When he wasn't injured in college, Hampton was a prolific runner, first at Iowa and then at Southern Illinois. In 2011 - less than a year after his most recent ACL tear - he ran for 1,121 yards and scored 17 touchdowns and was invited to the scouting combine. He went undrafted and chose the 49ers from a long line of suitors because, in his words, the 49ers pursued him most heavily.
Hampton is healthy again, and this week found himself in Gore's role as bell-cow 'back with Gore, Hunter and James all nursing injuries. Here are a few Q&As with the 5-9, 210-pound runner, who pumped out 26 bench-press repetitions of 225 pounds a year ago and a ran a 4.47-second 40-yard dash at his pro day.
Most 49ers fans have yet to see you run. How would you describe your style?
JH: "I've been hearing this my whole life: They say I run angry. So I guess I have an aggressive style of running. But I've been trying to be more patient because the game's not always 110 (mph), you know? That's one of the things I'm working on now is just being patient, and I'm definitely getting the opportunities this spring."
Is your forte running in traffic, between the tackles?
JH: "Yeah, that's definitely my favorite - running up the middle. I can run outside and use my speed, but I'd rather navigate inside the tackles."
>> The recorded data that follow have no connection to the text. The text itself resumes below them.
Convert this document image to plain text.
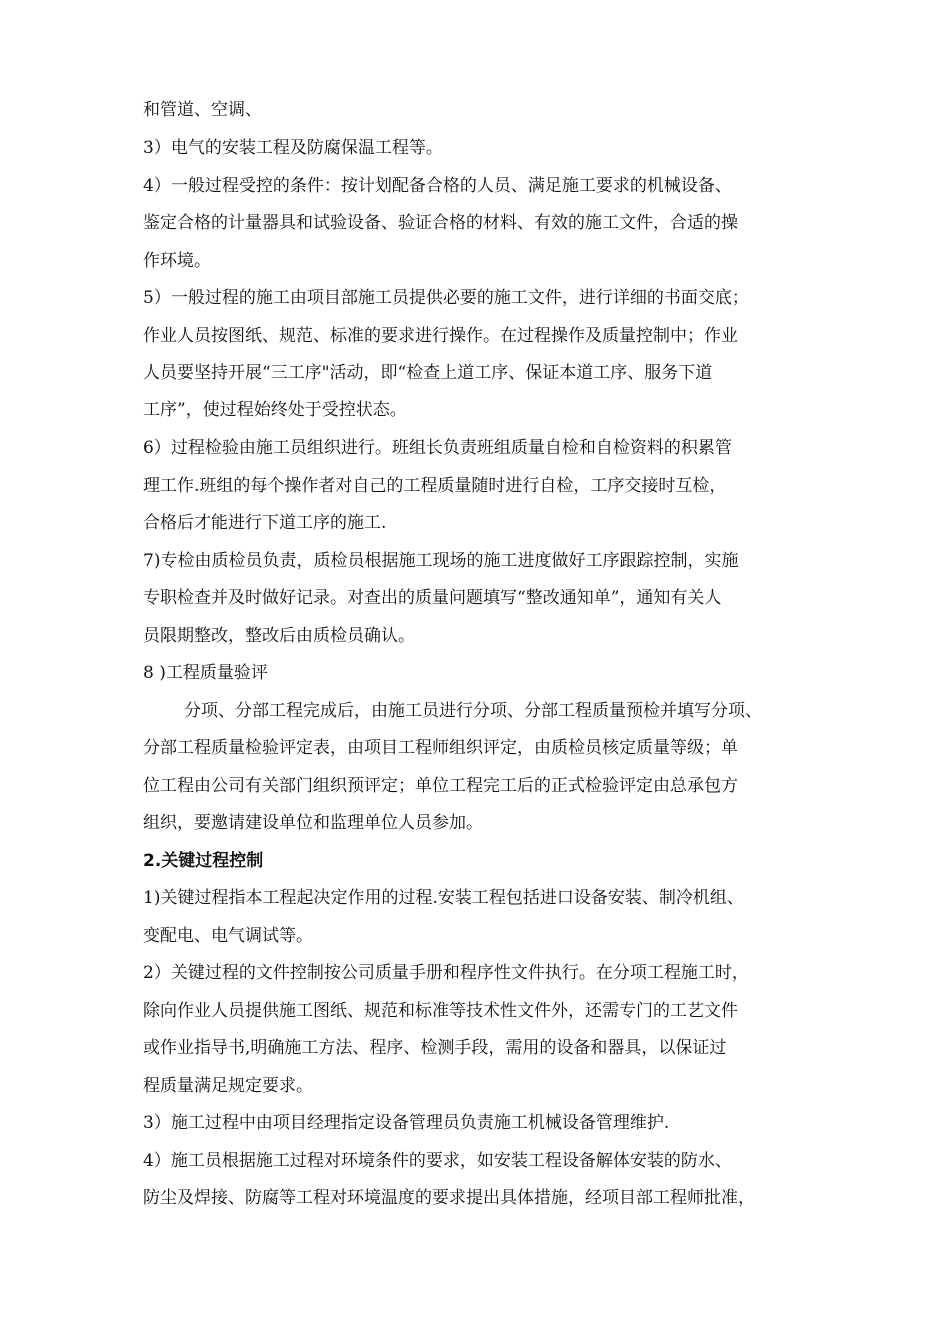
和管道、空调、

3）电气的安装工程及防腐保温工程等。

4）一般过程受控的条件：按计划配备合格的人员、满足施工要求的机械设备、

鉴定合格的计量器具和试验设备、验证合格的材料、有效的施工文件，合适的操

作环境。

5）一般过程的施工由项目部施工员提供必要的施工文件，进行详细的书面交底；

作业人员按图纸、规范、标准的要求进行操作。在过程操作及质量控制中；作业

人员要坚持开展“三工序"活动，即“检查上道工序、保证本道工序、服务下道

工序”，使过程始终处于受控状态。

6）过程检验由施工员组织进行。班组长负责班组质量自检和自检资料的积累管

理工作.班组的每个操作者对自己的工程质量随时进行自检，工序交接时互检，

合格后才能进行下道工序的施工.

7)专检由质检员负责，质检员根据施工现场的施工进度做好工序跟踪控制，实施

专职检查并及时做好记录。对查出的质量问题填写“整改通知单”，通知有关人

员限期整改，整改后由质检员确认。

8 )工程质量验评

分项、分部工程完成后，由施工员进行分项、分部工程质量预检并填写分项、

分部工程质量检验评定表，由项目工程师组织评定，由质检员核定质量等级；单

位工程由公司有关部门组织预评定；单位工程完工后的正式检验评定由总承包方

组织，要邀请建设单位和监理单位人员参加。

2.关键过程控制

1)关键过程指本工程起决定作用的过程.安装工程包括进口设备安装、制冷机组、

变配电、电气调试等。

2）关键过程的文件控制按公司质量手册和程序性文件执行。在分项工程施工时，

除向作业人员提供施工图纸、规范和标准等技术性文件外，还需专门的工艺文件

或作业指导书,明确施工方法、程序、检测手段，需用的设备和器具，以保证过

程质量满足规定要求。

3）施工过程中由项目经理指定设备管理员负责施工机械设备管理维护.

4）施工员根据施工过程对环境条件的要求，如安装工程设备解体安装的防水、

防尘及焊接、防腐等工程对环境温度的要求提出具体措施，经项目部工程师批准，
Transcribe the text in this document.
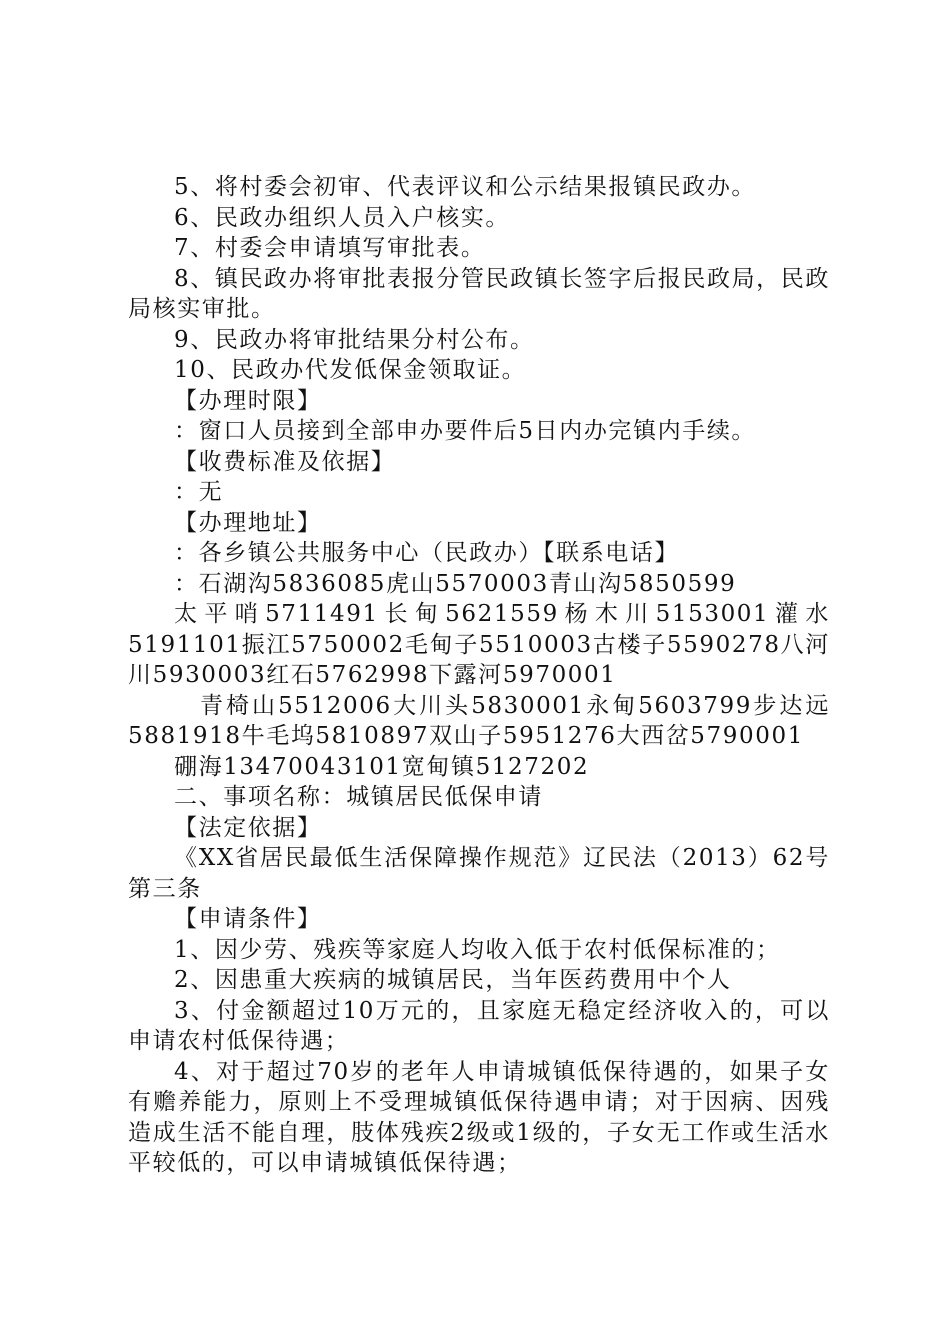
5、将村委会初审、代表评议和公示结果报镇民政办。

6、民政办组织人员入户核实。

7、村委会申请填写审批表。

8、镇民政办将审批表报分管民政镇长签字后报民政局，民政局核实审批。

9、民政办将审批结果分村公布。

10、民政办代发低保金领取证。

【办理时限】

：窗口人员接到全部申办要件后5日内办完镇内手续。

【收费标准及依据】

：无

【办理地址】

：各乡镇公共服务中心（民政办）【联系电话】

：石湖沟5836085虎山5570003青山沟5850599

太平哨5711491长甸5621559杨木川5153001灌水5191101振江5750002毛甸子5510003古楼子5590278八河川5930003红石5762998下露河5970001

青椅山5512006大川头5830001永甸5603799步达远5881918牛毛坞5810897双山子5951276大西岔5790001

硼海13470043101宽甸镇5127202

二、事项名称：城镇居民低保申请

【法定依据】

《XX省居民最低生活保障操作规范》辽民法（2013）62号第三条

【申请条件】

1、因少劳、残疾等家庭人均收入低于农村低保标准的；

2、因患重大疾病的城镇居民，当年医药费用中个人

3、付金额超过10万元的，且家庭无稳定经济收入的，可以申请农村低保待遇；

4、对于超过70岁的老年人申请城镇低保待遇的，如果子女有赡养能力，原则上不受理城镇低保待遇申请；对于因病、因残造成生活不能自理，肢体残疾2级或1级的，子女无工作或生活水平较低的，可以申请城镇低保待遇；
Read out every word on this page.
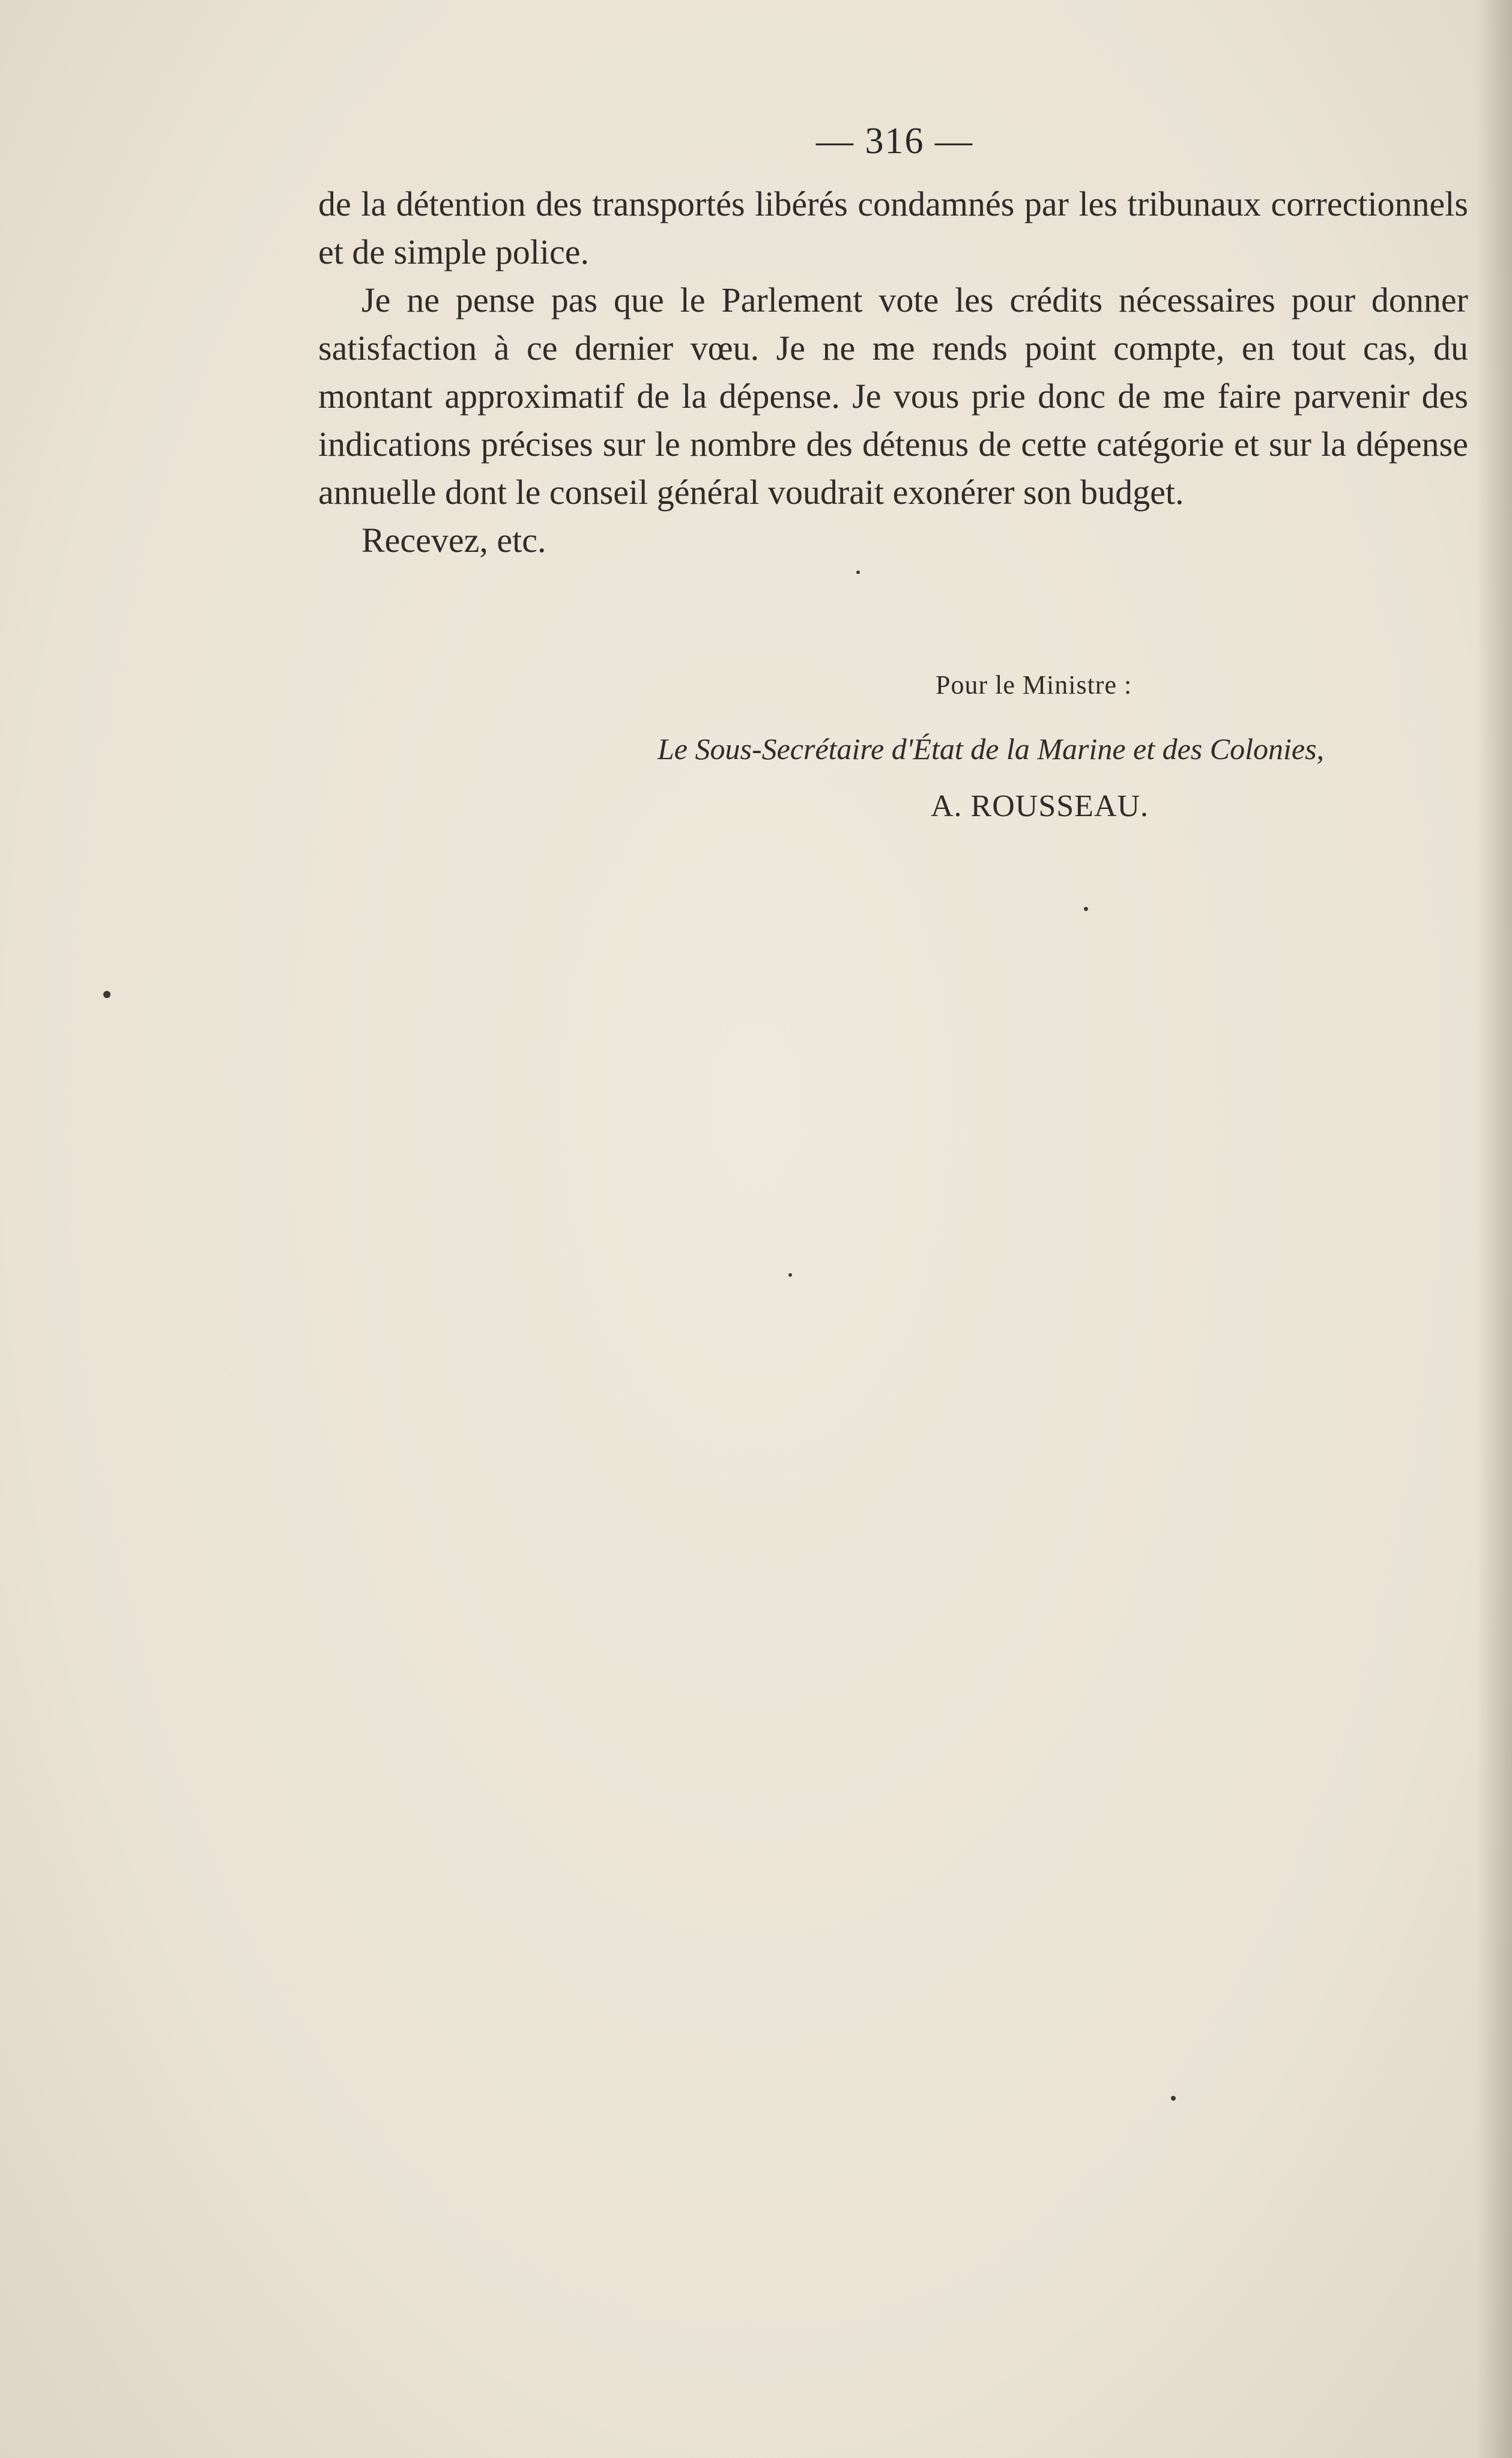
— 316 —

de la détention des transportés libérés condamnés par les tribunaux correctionnels et de simple police.

Je ne pense pas que le Parlement vote les crédits nécessaires pour donner satisfaction à ce dernier vœu. Je ne me rends point compte, en tout cas, du montant approximatif de la dépense. Je vous prie donc de me faire parvenir des indications précises sur le nombre des détenus de cette catégorie et sur la dépense annuelle dont le conseil général voudrait exonérer son budget.

Recevez, etc.

Pour le Ministre :
Le Sous-Secrétaire d'État de la Marine et des Colonies,
A. ROUSSEAU.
When you make sudden cuts in traffic, processing information quickly is key. Does that come naturally?
JH: "I've been running in a traditional-style offense pretty much my whole life, so that instinct and that quick-twitch has been part of my running style my whole life. That's why I like running between the tackles. It's just a sudden cut and then going with your instincts."
You had a front-row seat last year to watch Frank Gore. Were you able to pick up things for your own game?
JH: "Always. Life is nothing but learning. And I pay attention to everything every other running back does even in college. There's always something you can learn while watching someone else. And one of the main things I'm learning right now is just that patience. He's real subtle to the line, and then he just makes that sudden cut. And that's what I'm really learning from him."
Gore used to that he loved to watch LaDainian Tomlinson. Is there a runner you've been compared to?
JH: "Ray Rice. That's pretty much what everyone's been telling me. They say I even look like him a little bit. I don't think so, you know? That's what all my friends, my family, even coming here (to Santa Clara), they say my style's like Ray Rice."